À travers des pratiques communicationnelles imprévisibles et subjectives, l'individu connecté prolonge son social, non pas dans le sens de reproduire le même, mais dans le sens de redéfinir les rôles, les statuts sociaux et les savoirs partagés (Cardon, 2007 ; Ben Affana, 2008). Ces pratiques illustrent bien que dans le cyberspace, nous allons au-delà des vieux partages réalistes : espace/temps, récepteur/émetteur, medium/message. On peut ajouter à cette liste les dualismes consommateur/producteur, savoir d'experts/savoir profane et médecin/patient. Dans ces connexions au virtuel, les façons de faire, de s'informer et de construire des savoirs profanes ne sont pas des pratiques spontanées et isolées. Ils sont des actes réfléchis d'individus actifs, autonomes et créatifs qui font sens et qui cherchent continuellement à construire, dans le cas qui nous intéresse, une connaissance commune sur la grossesse et la maternité.
L'objectif de cette communication est de présenter les résultats d'une étude qualitative exploratoire sur les usages de l'Internet par des mères qui se connectent au virtuel pour partager leurs expériences, parfois les plus intimes, afin de construire un savoir profane, à travers des actions d'intercompréhension entre pairs, soit des personnes qui ont des intérêts communs et des expériences diversifiées (Lamoureux et al., 1996 ; Parsons, 1951). En observant différents espaces virtuels liés à la grossesse, nous avons remarqué que les usagères prennent au sérieux non seulement leur statut de mère, mais aussi celui de mère connectée. Dans le cadre d'une logique inductive, nous avons constaté que ces espaces permettent de partager un état d'esprit, une manière de pensée, un engagement en faveur d'une construction en réseau (Eysenbach, 2001).
C'est en référant à ces constats et en revisitant les cadres conceptuels de l'appropriation sociale d'une technologie que nous étudions le processus de la construction virtuelle du savoir expérientiel sur la grossesse et la maternité au blogue de l'auteure Josée Bournival. Ce blogue est lancé depuis 2010 par une mère et au début de 2014, il est encore actif et il comporte plus que trois cent articles commentés par des usagères ayant des intérêts communs. A travers cet espace virtuel public, l'auteure a pu partager des informations utiles pour des mères, échanger sur des sujets tabous liés à la grossesse (comme les fausses couches, les accouchements prématurés, le développement des bébés, etc.) et répondre à des questions qui restent souvent sans réponses lors des courtes consultations avec des professionnels de la santé.
Méthodologie : Cette recherche qualitative est inspirée de la théorisation ancrée.
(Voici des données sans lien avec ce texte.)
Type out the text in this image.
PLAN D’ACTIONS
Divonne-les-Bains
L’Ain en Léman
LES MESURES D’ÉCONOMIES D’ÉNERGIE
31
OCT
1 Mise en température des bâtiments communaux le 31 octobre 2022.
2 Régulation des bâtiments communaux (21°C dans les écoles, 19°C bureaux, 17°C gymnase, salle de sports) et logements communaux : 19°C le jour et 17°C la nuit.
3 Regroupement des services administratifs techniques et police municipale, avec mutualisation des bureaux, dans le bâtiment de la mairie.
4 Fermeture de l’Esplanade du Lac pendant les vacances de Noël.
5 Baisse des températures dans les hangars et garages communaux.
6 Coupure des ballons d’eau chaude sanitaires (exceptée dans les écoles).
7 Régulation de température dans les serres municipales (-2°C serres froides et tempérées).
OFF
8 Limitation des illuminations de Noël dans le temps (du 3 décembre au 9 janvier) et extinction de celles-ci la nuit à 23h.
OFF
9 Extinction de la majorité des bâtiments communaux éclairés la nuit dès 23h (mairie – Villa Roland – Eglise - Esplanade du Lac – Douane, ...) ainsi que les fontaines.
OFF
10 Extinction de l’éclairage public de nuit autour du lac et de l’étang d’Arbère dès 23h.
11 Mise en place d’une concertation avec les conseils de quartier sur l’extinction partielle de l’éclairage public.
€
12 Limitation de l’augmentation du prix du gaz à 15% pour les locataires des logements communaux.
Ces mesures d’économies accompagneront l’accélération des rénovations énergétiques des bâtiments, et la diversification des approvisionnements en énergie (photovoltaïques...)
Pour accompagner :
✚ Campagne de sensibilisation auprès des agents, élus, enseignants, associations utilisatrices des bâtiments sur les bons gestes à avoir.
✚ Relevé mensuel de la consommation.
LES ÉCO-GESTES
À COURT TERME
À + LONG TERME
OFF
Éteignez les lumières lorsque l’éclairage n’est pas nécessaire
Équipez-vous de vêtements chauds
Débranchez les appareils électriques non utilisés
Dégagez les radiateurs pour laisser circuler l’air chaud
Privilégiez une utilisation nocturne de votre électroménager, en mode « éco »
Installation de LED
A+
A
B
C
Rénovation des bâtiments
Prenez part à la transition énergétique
Notre analyse a permis d'identifier des patterns d'usages animés par des quêtes d'information renouvelées. Notre grille d'analyse s'inspire des travaux d'Akrich et Méadel (2002). En étudiant des listes de discussion, ces deux auteurs ont identifié trois formes rhétoriques : le communiqué (circulation d'information et de connaissances), le récit biographique (narration d'un parcours thérapeutique ou d'un épisode de sa trajectoire) et le débat (confrontation de plusieurs points de vue afin de formuler une position commune minimale sur le problème en cause). Ces trois formes apparaissent comme des idéaux types entre lesquels nous pouvons identifier d'autres catégories d'échange et de savoir.